Jill was the reason I joined WWF. I have mixed feelings about NGOs, given the tendency for big egos to badly manage, sometimes confusing their public purpose and the values from which this arises, with their own status or that of their organisation. But Jill embodied a different approach. In the three times I met her, and few times we discussed on the phone, I found someone who was focused on the imperative of positive change for people and planet. Someone who wanted to support and enable talented and decicated people to achieve more than they could on their own. I was really looking forward to working with and learning from her.

Jill was in Nepal to mark a historic event, which illustrated both the need for and practicality of people living in harmony with nature and with eachother, to gain welfare, wellbeing and meaning from our living planet. “This historic step is an important landmark in the history of biodiversity conservation in the country… the devolution of power to local communities, especially with regard to natural resources and equitable sharing of benefits,” a press statement issued by the WWF Nepal said.

There was a memorial service in the offices of WWF-UK for Jill and Jenn Headley who had also worked at WWF-UK previously and died in the crash. Jill was a trustee of the Alliance of Religions and Conservation ( and a representative lead the service. To the staff he said of Jill: “you are her memory, you are her future.” Part of Jill’s legacy will be expressed though how we embrace the message of people-planet unity that underlay the important work in Nepal that she was there to celebrate.

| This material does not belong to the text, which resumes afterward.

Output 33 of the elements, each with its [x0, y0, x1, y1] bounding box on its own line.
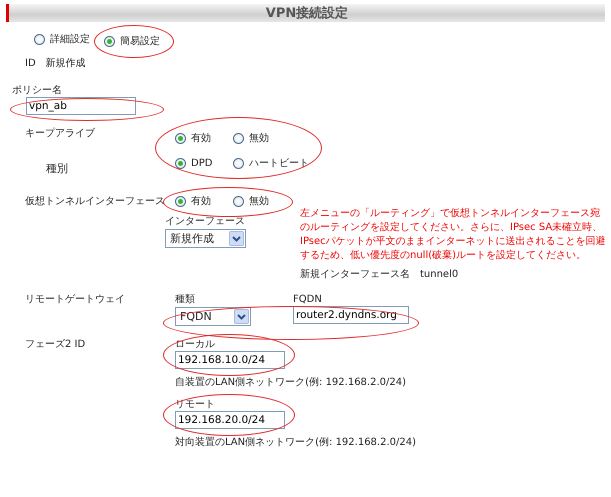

This blog was meant to be about my random attempts at understanding things, and where failing that then just musing or laughing. With such sad and shocking news the only option is to seek some learning, some truth, some implication… thankfully Jill’s life is fertile for such lessons and legacy.

The week before, from the airport on her way to Nepal, Jill called me and apologized that she was not going to be in the office on my first day. Those little things speak volumes, don’t they? Thank you Jill.